Thread: Integration by Parts

1. Integration by Parts

I have to integrate x times the square root of (x+3) and tried it using integration by parts. If u=x, du=dx, and v=the integration of the square root of (x+3), which is 2/3 times (x+3) raised to the 3/2 power, right?

So, the answer works out to 2/3x times (x+3)^3/2 minus 2/3 times (x+3)^3/2, right?

Also, is the conventional way to solve this integration by parts, or by substitution? I want to know because the answer that you get by u-sub looks a lot different from my answer, and I need to know in case on a multiple choice exam, the test-maker has decided to solve it using u-sub. I thought that you generally don't use u-sub unless you have the derivative of the function (in this case, we have an extra x, which seems to me a cue to not use u-sub).

2. Originally Posted by jaijay32
I have to integrate x times the square root of (x+3) and tried it using integration by parts. If u=x, du=dx, and v=the integration of the square root of (x+3), which is 2/3 times (x+3) raised to the 3/2 power, right?

So, the answer works out to 2/3x times (x+3)^3/2 minus 2/3 times (x+3)^3/2, right?

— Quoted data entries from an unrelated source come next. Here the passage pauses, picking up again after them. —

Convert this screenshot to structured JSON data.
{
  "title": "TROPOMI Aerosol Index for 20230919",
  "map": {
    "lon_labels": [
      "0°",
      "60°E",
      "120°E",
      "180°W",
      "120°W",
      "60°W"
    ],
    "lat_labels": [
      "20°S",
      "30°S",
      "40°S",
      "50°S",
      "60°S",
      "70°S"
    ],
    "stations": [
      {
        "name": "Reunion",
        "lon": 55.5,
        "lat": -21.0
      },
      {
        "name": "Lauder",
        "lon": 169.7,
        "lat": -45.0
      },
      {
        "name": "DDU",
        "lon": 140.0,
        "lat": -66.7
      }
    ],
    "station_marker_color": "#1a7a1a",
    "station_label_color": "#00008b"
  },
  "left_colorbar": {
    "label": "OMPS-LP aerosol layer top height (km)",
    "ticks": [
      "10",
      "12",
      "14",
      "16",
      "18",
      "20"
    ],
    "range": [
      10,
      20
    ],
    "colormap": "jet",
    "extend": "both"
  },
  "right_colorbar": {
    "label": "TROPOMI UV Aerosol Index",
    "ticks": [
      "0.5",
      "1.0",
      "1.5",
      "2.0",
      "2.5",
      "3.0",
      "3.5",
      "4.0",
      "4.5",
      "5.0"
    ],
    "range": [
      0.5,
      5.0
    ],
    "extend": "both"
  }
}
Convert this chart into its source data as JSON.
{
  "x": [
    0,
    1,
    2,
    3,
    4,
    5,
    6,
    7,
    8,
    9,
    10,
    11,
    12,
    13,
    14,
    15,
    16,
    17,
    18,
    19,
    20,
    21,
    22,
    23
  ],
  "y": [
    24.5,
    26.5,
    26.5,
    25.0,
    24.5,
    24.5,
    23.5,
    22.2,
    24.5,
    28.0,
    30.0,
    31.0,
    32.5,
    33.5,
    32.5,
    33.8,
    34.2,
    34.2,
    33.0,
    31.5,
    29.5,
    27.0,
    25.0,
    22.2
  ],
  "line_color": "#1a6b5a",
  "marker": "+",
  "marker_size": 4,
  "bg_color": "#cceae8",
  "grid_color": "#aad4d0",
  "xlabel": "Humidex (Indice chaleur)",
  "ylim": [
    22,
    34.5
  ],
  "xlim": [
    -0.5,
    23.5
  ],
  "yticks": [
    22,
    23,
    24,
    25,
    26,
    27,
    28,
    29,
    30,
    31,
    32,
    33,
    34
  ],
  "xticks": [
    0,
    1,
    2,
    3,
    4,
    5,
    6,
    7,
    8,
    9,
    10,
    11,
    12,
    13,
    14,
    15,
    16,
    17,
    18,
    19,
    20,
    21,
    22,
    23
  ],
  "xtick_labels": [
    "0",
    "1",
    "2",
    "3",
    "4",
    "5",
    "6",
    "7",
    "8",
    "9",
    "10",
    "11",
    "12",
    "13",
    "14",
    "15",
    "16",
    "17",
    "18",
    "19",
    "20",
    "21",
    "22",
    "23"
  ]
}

Also, is the conventional way to solve this integration by parts, or by substitution? I want to know because the answer that you get by u-sub looks a lot different from my answer, and I need to know in case on a multiple choice exam, the test-maker has decided to solve it using u-sub. I thought that you generally don't use u-sub unless you have the derivative of the function (in this case, we have an extra x, which seems to me a cue to not use u-sub).
parts is not necessary ...

$\int x\sqrt{x+3} \, dx$

$u = x+3$

$x = u-3$

$du = dx$

$\int (u-3)\sqrt{u} \, du$

$\int u^{\frac{3}{2}} - 3u^{\frac{1}{2}} \, du$

finish